Dua belas partai politik berpartisipasi di tahun 2014. Masing-masing mencalonkan kandidat terkuat mereka dalam kancah pemilihan kali ini. Wajah-wajah yang sebenarnya tidak begitu dikenali oleh masyarakat, dengan segudang visi misi yang ‘katanya’ akan menjadikan bangsa ini lebih baik. Dalam foto mereka tersenyum menjanjikan. Dapat memikat hati siapa saja yang melihatnya.

Sudah jadi rahasia umum, bahwasannya masyarakat Indonesia semakin hari semakin kritis. Semakin aktif dalam hal-hal berbau politik. Apalagi generasi muda. Generasi yang akan jadi calon penerus bangsa. Tetapi sayangnya, generasi yang disebut-sebut sebagai makhluk paling idealis ini rupanya ‘cukup mahal’ untuk menyumbangkan suara mereka dalam Pemilu.

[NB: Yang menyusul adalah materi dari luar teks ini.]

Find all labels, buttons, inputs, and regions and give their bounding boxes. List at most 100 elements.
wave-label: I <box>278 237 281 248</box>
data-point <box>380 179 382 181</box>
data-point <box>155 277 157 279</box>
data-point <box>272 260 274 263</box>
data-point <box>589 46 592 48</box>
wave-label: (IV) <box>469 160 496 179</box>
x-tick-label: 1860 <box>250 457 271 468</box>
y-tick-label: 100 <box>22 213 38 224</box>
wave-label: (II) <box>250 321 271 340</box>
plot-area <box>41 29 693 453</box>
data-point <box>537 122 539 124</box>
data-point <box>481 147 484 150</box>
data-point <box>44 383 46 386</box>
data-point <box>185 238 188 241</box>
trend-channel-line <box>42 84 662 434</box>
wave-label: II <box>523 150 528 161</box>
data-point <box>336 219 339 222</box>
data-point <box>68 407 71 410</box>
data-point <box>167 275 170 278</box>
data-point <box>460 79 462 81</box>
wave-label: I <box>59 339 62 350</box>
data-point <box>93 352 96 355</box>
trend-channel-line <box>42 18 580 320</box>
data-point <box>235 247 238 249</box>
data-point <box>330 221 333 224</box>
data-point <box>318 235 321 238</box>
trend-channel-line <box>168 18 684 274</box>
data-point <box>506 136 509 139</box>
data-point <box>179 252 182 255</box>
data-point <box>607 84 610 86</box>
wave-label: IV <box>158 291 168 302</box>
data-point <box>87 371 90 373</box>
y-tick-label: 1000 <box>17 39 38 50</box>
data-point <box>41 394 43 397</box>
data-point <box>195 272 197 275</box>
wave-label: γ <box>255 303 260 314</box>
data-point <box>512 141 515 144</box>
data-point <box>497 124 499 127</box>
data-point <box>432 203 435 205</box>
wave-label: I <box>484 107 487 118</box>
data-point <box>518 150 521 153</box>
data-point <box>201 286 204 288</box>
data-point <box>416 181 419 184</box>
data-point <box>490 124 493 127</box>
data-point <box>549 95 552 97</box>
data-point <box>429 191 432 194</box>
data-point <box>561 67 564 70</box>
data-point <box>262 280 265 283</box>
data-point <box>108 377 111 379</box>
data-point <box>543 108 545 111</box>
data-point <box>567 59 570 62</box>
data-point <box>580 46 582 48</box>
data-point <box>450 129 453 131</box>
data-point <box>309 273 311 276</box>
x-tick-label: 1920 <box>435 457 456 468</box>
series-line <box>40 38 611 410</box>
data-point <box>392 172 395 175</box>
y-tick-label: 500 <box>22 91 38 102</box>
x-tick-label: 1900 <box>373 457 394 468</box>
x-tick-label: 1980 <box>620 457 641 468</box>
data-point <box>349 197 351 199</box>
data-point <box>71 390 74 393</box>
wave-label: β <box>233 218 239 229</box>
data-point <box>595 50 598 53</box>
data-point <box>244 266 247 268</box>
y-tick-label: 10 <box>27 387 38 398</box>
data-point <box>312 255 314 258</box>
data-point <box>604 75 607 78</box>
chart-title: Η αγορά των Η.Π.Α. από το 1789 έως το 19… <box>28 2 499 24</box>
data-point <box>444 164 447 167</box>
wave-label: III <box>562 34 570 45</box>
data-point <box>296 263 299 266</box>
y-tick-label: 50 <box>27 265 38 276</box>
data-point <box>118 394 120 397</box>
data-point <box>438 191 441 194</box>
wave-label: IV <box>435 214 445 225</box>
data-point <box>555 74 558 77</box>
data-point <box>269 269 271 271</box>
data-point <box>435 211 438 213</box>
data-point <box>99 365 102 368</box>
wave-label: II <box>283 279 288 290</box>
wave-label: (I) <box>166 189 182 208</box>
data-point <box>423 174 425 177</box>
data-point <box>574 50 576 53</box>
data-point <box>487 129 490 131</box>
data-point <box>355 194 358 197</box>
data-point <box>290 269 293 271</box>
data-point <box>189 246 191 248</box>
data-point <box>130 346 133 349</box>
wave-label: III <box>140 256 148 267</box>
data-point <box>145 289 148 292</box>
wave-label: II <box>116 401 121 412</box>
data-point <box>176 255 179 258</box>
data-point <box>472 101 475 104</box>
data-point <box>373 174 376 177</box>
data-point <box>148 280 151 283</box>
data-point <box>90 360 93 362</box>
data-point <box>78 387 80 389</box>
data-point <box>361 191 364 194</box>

Hal ini terbukti dengan jumlah Golput Pada pemilihan tahun 2009 yaitu 39,10% dan diprediksi, tahun ini akan mengalami peningkatan. Padahal, dalam konteks keterbukaan dalam pemilihan umum, pemuda lingkup umur 17-21 tahun memiliki jumlah konstituen sekitar 19,7 juta orang (Sensus Penduduk 2010). Sebuah jumlah yang signifikan untuk menentukan arah kebijakan pemerintah mendatang melalui pemimpin-pemimpinnya. Sedangkan 45% dari hasil tersebut menyatakan bahwa pemilih muda tidak menggunakan hak suara mereka. Ironis bukan?

Kekecewaan pada sistem politik menjadi alasan klasik yang sering dikemukakan. Tetapi, apabila kita kembali berpikir dalam dimensi yang lebih luas, apakah dengan terus-terusan kecewa kita dapat memberikan perubahan signifikan untuk kemajuan bangsa ini? Apakah dengan hanya terus merutuk dan tidak memberis kontribusi apapun bangsa ini dapat jadi lebih hebat?

Membicarakan politik dan sekelumitnya kita seperti dihadapkan pada dua sisi koin yang saling bertolak belakang. Antara sisi baik dan sisi buruk. Tidak ada yang abadi dalam politik kecuali kepentingan. Namun bukan berarti tidak menyuarakan hak pilih kita adalah hebat. Memang generasi muda sering dikenal dengan sikap mereka yang dinilai cenderung keras kepala. Itu tidak salah. Tetapi tidak selamanya menjadi seperti itu benar.

Ada baiknya, kita sebagai generasi muda lebih cerdas dalam berpolitik. Manfaatkan apa yang seharusnya dapat kita beri. Penulis bukan orang yang bersih. Tetapi penulis disini, sekedar ingin berbagi, bahwa Golput tidak akan membawa bangsa ini kemana pun. Golput menjadikan suaramu dapat dimanipulasi oleh oknum entah untuk melejitkan voting partai mereka atau disalahgunakan oleh pemilih yang lain. Tidak ada salahnya dengan berani memilih dan mengambil keputusan. Perkara ini bukan hanya perkara biasa. Kita memilih lima menit, untuk lima tahun yang akan datang. Bukankah hidup adalah pilihan?

Sudah sebaiknya kita sadar, bahwa arus perubahan ada di tangan kita. Generasi muda.